Preimplantation and prenatal genetic diagnosis of aromatic L-amino acid decarboxylase deficiency with an amplification refractory mutation system-quantitative polymerase chain reaction.

OBJECTIVES

To develop a diagnostic platform for preimplantation genetic diagnosis (PGD) and prenatal genetic diagnosis (PND) to prevent births of aromatic L-amino acid decarboxylase deficiency (AADC) patients.

MATERIALS AND METHODS

Five Taiwanese families carrying AADC were enrolled.
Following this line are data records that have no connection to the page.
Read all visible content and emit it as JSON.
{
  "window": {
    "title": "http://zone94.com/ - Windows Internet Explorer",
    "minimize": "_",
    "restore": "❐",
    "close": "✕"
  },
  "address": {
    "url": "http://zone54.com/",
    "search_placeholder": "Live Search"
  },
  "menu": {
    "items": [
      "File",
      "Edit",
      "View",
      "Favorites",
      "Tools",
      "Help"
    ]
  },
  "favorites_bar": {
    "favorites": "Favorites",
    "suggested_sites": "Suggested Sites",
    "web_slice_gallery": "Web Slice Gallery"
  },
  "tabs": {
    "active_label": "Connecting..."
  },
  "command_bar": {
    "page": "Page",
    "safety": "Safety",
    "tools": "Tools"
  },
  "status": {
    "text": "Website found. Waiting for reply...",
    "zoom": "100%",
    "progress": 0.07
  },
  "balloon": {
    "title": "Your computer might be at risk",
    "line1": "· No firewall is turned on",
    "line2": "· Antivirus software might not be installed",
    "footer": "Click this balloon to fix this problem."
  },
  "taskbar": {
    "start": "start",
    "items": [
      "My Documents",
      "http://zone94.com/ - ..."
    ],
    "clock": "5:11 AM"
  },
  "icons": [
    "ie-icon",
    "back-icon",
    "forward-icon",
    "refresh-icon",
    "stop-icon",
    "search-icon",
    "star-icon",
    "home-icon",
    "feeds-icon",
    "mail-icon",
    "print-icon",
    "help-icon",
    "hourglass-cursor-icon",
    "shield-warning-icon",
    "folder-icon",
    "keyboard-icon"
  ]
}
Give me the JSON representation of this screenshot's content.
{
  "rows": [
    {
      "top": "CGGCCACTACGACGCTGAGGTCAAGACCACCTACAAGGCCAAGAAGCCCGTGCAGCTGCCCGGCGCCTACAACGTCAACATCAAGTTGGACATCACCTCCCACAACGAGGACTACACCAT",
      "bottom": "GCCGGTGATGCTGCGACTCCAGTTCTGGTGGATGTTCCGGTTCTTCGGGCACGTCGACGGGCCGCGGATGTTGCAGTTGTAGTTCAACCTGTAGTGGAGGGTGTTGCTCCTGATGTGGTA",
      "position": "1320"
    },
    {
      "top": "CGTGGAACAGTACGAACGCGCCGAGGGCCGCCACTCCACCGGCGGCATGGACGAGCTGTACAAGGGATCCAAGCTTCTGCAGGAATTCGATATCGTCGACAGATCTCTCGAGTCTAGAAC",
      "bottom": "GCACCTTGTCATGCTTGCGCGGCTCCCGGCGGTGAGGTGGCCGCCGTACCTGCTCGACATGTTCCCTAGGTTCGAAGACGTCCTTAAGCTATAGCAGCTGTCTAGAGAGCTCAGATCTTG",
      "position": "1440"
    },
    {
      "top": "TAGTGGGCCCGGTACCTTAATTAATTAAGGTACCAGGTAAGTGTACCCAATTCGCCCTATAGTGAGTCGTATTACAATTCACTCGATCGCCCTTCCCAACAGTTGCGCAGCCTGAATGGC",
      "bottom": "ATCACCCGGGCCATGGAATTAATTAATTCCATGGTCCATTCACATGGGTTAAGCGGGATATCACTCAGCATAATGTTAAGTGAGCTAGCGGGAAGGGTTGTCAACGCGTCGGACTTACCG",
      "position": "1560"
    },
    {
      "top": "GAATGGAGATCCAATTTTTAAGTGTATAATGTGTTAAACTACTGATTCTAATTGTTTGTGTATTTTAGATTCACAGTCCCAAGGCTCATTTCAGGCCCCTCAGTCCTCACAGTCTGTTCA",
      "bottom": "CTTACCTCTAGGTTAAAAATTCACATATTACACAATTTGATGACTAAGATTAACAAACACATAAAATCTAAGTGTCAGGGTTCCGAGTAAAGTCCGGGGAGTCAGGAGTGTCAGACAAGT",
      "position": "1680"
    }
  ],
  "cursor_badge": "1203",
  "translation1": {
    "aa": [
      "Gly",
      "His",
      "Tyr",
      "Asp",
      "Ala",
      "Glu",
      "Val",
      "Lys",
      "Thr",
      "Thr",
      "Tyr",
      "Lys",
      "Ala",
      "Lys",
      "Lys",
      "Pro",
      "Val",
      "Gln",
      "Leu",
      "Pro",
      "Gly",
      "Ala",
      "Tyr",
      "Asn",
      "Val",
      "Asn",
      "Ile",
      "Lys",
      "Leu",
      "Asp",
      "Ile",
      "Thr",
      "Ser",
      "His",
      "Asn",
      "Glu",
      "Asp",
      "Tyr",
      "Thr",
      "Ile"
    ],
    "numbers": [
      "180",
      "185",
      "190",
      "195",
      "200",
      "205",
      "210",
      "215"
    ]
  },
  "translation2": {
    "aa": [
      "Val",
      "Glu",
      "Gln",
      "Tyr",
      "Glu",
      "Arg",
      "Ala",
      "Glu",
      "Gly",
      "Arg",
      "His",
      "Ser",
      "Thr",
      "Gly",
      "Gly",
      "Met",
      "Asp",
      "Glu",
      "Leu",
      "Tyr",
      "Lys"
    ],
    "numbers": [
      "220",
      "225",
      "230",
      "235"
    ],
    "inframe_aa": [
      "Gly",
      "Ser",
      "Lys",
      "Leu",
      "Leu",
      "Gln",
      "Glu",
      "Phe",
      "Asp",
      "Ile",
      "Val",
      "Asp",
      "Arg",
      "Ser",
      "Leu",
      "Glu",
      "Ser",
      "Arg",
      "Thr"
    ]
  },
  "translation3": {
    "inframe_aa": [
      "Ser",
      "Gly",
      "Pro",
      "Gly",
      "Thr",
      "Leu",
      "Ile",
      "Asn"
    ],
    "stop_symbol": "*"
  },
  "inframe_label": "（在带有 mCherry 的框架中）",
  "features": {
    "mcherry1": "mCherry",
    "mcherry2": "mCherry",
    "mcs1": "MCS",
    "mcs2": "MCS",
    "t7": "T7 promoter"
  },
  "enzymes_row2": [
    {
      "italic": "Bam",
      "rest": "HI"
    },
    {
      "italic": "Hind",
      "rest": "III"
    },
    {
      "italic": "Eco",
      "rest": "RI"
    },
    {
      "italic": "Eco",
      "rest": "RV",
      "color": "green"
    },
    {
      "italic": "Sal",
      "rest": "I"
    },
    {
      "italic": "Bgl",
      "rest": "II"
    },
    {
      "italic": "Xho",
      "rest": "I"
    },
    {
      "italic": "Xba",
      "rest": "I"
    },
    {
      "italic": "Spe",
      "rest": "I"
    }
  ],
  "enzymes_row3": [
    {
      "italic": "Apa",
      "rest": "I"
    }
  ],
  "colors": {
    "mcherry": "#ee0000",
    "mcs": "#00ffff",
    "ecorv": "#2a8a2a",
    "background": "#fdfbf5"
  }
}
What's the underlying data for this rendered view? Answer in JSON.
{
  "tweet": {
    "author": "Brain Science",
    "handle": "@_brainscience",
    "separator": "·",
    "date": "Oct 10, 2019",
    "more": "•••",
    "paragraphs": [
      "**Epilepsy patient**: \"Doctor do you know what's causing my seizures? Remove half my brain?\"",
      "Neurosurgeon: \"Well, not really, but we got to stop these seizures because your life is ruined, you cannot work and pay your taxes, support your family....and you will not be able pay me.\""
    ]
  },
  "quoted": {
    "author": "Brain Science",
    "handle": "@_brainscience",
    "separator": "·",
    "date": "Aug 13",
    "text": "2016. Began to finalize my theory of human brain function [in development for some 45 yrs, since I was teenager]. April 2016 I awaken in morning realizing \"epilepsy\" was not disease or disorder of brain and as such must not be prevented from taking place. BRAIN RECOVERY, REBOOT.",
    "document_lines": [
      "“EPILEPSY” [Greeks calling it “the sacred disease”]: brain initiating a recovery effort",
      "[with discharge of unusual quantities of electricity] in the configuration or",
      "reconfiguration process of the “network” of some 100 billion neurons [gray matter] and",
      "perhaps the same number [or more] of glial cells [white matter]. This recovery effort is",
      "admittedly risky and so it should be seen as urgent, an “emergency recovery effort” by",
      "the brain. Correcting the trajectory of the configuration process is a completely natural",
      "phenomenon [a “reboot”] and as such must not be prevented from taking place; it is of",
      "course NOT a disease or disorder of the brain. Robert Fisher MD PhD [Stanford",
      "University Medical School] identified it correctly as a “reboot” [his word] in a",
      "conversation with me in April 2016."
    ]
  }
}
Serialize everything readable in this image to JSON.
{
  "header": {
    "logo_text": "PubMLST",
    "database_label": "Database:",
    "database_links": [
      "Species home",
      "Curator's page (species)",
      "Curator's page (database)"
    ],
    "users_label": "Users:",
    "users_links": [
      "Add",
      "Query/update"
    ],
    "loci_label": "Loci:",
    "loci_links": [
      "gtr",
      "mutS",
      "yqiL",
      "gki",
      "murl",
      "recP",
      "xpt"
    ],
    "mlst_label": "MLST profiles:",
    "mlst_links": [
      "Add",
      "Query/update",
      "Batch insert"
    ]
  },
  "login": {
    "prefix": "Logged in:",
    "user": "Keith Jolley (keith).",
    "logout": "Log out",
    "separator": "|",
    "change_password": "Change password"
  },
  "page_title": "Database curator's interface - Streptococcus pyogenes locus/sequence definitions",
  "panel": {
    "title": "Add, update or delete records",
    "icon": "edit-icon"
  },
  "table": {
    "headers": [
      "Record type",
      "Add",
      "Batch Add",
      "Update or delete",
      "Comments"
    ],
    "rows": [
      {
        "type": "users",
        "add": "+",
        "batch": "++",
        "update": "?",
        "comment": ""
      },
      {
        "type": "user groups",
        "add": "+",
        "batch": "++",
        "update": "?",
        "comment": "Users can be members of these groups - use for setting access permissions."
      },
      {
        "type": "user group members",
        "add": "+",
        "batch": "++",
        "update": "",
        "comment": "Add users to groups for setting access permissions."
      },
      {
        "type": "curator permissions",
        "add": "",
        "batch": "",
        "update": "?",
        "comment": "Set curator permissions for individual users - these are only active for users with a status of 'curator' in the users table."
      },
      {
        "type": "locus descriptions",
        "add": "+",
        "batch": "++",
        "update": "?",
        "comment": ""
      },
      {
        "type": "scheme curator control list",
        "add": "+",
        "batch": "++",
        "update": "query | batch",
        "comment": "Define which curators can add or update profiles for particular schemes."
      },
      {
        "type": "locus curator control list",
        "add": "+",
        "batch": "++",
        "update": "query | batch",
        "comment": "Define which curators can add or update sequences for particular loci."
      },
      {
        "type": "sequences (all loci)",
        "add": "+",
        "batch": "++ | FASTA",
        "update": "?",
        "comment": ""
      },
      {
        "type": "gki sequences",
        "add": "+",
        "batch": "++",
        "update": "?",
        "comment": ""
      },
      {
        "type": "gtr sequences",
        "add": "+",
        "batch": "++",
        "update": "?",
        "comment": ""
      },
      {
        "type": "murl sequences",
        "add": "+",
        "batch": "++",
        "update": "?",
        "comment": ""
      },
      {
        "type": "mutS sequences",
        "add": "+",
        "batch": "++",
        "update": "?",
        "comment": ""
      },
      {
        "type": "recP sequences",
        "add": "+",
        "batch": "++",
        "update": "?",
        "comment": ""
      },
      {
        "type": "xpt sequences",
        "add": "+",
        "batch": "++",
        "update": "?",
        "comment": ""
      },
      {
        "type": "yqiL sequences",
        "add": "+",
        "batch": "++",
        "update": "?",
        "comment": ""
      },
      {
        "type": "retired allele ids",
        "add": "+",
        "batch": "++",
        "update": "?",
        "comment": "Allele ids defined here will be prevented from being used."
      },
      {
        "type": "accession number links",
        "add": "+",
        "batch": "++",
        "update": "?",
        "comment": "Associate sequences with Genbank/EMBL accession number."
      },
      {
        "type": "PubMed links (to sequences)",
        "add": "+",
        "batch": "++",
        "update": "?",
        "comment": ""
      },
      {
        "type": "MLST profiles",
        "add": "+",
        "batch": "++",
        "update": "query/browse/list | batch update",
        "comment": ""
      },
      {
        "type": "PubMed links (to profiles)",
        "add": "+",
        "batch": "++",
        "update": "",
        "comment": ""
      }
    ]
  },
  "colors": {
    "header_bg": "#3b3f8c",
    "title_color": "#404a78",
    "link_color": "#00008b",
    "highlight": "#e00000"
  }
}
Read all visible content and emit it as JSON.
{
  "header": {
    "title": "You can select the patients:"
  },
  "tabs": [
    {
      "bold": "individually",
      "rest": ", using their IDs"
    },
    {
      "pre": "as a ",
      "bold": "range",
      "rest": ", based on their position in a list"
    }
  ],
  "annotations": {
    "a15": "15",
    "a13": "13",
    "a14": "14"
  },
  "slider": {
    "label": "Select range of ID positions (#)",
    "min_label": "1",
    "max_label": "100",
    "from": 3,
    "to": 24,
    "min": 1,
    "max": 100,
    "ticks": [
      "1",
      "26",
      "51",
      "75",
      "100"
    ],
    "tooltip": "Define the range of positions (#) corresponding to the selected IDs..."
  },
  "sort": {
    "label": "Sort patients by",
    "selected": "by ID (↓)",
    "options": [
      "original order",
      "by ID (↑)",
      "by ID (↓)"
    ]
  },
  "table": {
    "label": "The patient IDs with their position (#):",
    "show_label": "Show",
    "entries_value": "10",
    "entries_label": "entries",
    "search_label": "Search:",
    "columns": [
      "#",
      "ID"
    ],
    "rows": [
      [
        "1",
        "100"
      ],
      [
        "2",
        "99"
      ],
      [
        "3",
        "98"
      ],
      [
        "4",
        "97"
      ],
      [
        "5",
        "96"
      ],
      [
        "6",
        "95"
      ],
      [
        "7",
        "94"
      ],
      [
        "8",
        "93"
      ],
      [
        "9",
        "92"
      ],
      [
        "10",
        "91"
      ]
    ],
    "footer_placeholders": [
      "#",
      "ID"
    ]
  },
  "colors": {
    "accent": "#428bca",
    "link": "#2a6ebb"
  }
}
A novel technique, amplification refractory mutation system-quantitative polymerase chain reaction (ARMS-qPCR), was developed for both of PGD and PND. For PGD, blastomere biopsies of day-3 cleavage-stage embryos were subjected to ARMS-qPCR. Villi, cultured amniocytes, or both were used to confirm the PGD result; this approach could also be used as the sole method for PND after in vivo conception).

RESULTS

Unaffected live births were achieved in four of the five families, except one with ongoing PGD. The ARMS-qPCR correctly classified blastomeres (from day-3 cleavage-stage embryos) as affected (homozygous mutant), carrier (heterozygous for mutant and wild-type alleles), or normal (homozygous wild-type) within 1 working day.

CONCLUSIONS

To our knowledge, this is the first report of successful PGD of AADC. The molecular technique we devised (ARMS-qPCR) was applicable for PGD as well as PND of AADC. Furthermore, it has great potential for similar applications in other monogenic disorders.